Yawn ... it's the end of the world again

PARIS, April 5 (AFP) -
Maybe that Millennium Bug survival kit wasn't such a waste of money after all.

We may all be reaching for the canned food, bottled water and fuel canisters on May 5, when the five planets visible with the naked eye -- Mercury, Venus, Mars, Jupiter and Saturn -- will align with the Sun and the Moon.

Exerting a mighty gravitational pull, these seven celestial bodies will cause the Earth's axis to tilt, unleashing trillions of tons of Antarctic ice and water that will sweep over the planet and swamp all civilisation.

That is the prediction of author Richard Noone, whose 1982 book, "5/5/2000 -- The Ultimate Disaster," paints a grim tableau of death from space, supported by references to Stonehenge, UFOs, the CIA, the Freemasons, the Turin Shroud and an encrypted warning buried in the Pyramids.

Nor is Noone just a no-one. His scenario has inspired several books and innumerable websites by occultists, astrologists and survivalists, some of whom are hawking advice and equipment to help the forewarned, like Noah, endure the Flood.

There's just one problem, say scientists. Virtually nothing is going to happen.

From Thursday, April 6, the naked-eye planets, the Moon and the Sun will gradually inch their way towards each other, culminating on May 5, when they will be clustered together in an arc of less than 26 degrees.

"It's quite rare, but it is not an alignment, it's a grouping," said Belgian astronomer Jean Meeus, who predicted the May 2000 phenomenon way back in 1961, laboriously calculating the planets' paths from tables that dated back to World War I.

The last time the seven bodies grouped up was on February 2 1962, when they were even closer together, in an arc of just over 16 degrees, he told AFP.

According to his arithmetic, over the past 2,000 years, the closest span was in 1186 with 11 degrees; the next grouping will occur on September 9 2040, with an arc of 29 degrees.

But even if all seven bodies were all aligned, and they were at their closest point to the Earth, their impact would be negligible, having a combined effect of less than one six-thousandth of the average tide caused by the Sun, he said.

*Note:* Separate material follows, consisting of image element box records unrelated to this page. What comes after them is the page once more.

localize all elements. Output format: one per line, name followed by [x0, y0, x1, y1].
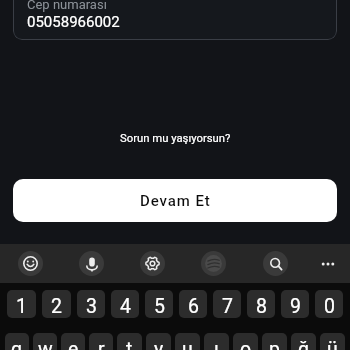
staticText: p [269, 338, 280, 350]
button[interactable]: Cep numarası [13, 0, 337, 40]
button[interactable]: r [89, 333, 113, 350]
staticText: 3 [86, 295, 97, 318]
button[interactable]: p [262, 333, 287, 350]
button[interactable]: Stickers [194, 244, 232, 283]
staticText: 4 [120, 295, 131, 318]
button[interactable]: Devam Et [13, 179, 337, 222]
staticText: 9 [290, 295, 301, 318]
button[interactable]: q [5, 333, 29, 350]
button[interactable]: Keyboard settings [133, 244, 171, 283]
staticText: 5 [154, 295, 165, 318]
staticText: Devam Et [140, 192, 211, 210]
button[interactable]: u [175, 333, 200, 350]
staticText: q [11, 338, 23, 350]
staticText: Cep numarası [27, 0, 107, 12]
button[interactable]: 9 [281, 290, 309, 318]
staticText: 6 [188, 295, 199, 318]
staticText: 8 [256, 295, 267, 318]
button[interactable]: 0 [315, 290, 343, 318]
button[interactable]: y [146, 333, 171, 350]
button[interactable]: o [233, 333, 258, 350]
button[interactable]: More options [308, 244, 346, 283]
staticText: 1 [16, 295, 27, 318]
button[interactable]: 8 [247, 290, 275, 318]
button[interactable]: 6 [179, 290, 207, 318]
button[interactable]: Sorun mu yaşıyorsun? [0, 129, 350, 148]
staticText: 7 [222, 295, 233, 318]
staticText: u [182, 338, 193, 350]
staticText: e [68, 338, 79, 350]
button[interactable]: 3 [77, 290, 105, 318]
staticText: ı [214, 338, 219, 350]
staticText: r [98, 338, 105, 350]
button[interactable]: Search [256, 244, 294, 283]
staticText: ü [327, 338, 338, 350]
staticText: o [240, 338, 252, 350]
button[interactable]: e [61, 333, 85, 350]
button[interactable]: ğ [291, 333, 316, 350]
button[interactable]: w [33, 333, 57, 350]
button[interactable]: 1 [7, 290, 36, 318]
staticText: w [38, 338, 53, 350]
button[interactable]: 7 [213, 290, 241, 318]
button[interactable]: ı [204, 333, 229, 350]
button[interactable]: 4 [111, 290, 139, 318]
staticText: 05058966002 [27, 13, 120, 31]
button[interactable]: t [117, 333, 142, 350]
button[interactable]: Emoji [11, 244, 49, 283]
button[interactable]: 5 [145, 290, 173, 318]
staticText: y [154, 338, 164, 350]
staticText: 0 [324, 295, 335, 318]
staticText: t [126, 338, 133, 350]
staticText: ğ [298, 338, 309, 350]
button[interactable]: 2 [42, 290, 71, 318]
button[interactable]: Voice input [72, 244, 110, 283]
staticText: 2 [51, 295, 62, 318]
button[interactable]: ü [320, 333, 345, 350]
staticText: Sorun mu yaşıyorsun? [120, 132, 231, 145]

The Doomsday talk is "utter nonsense", Meeus said, acidly comparing the predictions with a scare caused by two astronomers, John Gribbin and Stephen Plagemann, who suggested the lineup of all the planets on one side of the Sun in 1982 could unleash solar storms and trigger earthquakes.

"There have been about 45 million such alignments in the history of the Earth," notes US astronomer Brian Monson of the Oklahoma School of Science and Mathematics.

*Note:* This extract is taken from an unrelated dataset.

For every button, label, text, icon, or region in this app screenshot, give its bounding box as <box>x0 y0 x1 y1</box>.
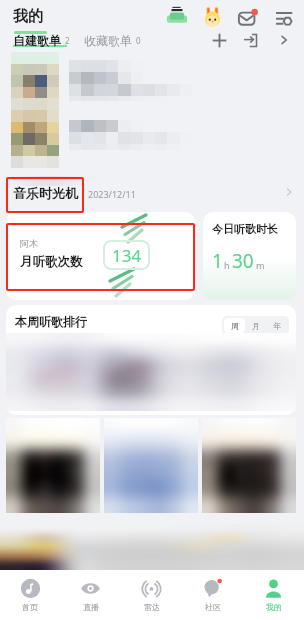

"Several dozen of these have happened since humans learned to write, so if anything truly horrible had happened as a result of these alignments, it would have been recorded."

Even though cosmic alignment may be neither exceptional nor harmful, it has been a spur for stargazers and the superstitious since civilisation's earliest days.

The first known calendar is believed to have been inspired by a spectacular grouping almost 4,000 years ago, when Chinese astrologers took the conjunction of the planets as an auspicious sign for the country's first royal dynasty.

Floods, earthquakes and other catastrophes were predicted for February 1524, but nothing special happened. A similar scare in 1774 inspired a brilliant Dutch amateur astronomer, Eise Eisinga, to build a hand-cranked model of the solar system to show the true movements of the planets.

For all its rarity, next month's grouping will be a disappointing show, as the glare from the Sun, which is one of the aligned objects, will blot out the other planets whenever they are above the horizon, said David Asher, an astronomer at Britain's Armagh Observatory.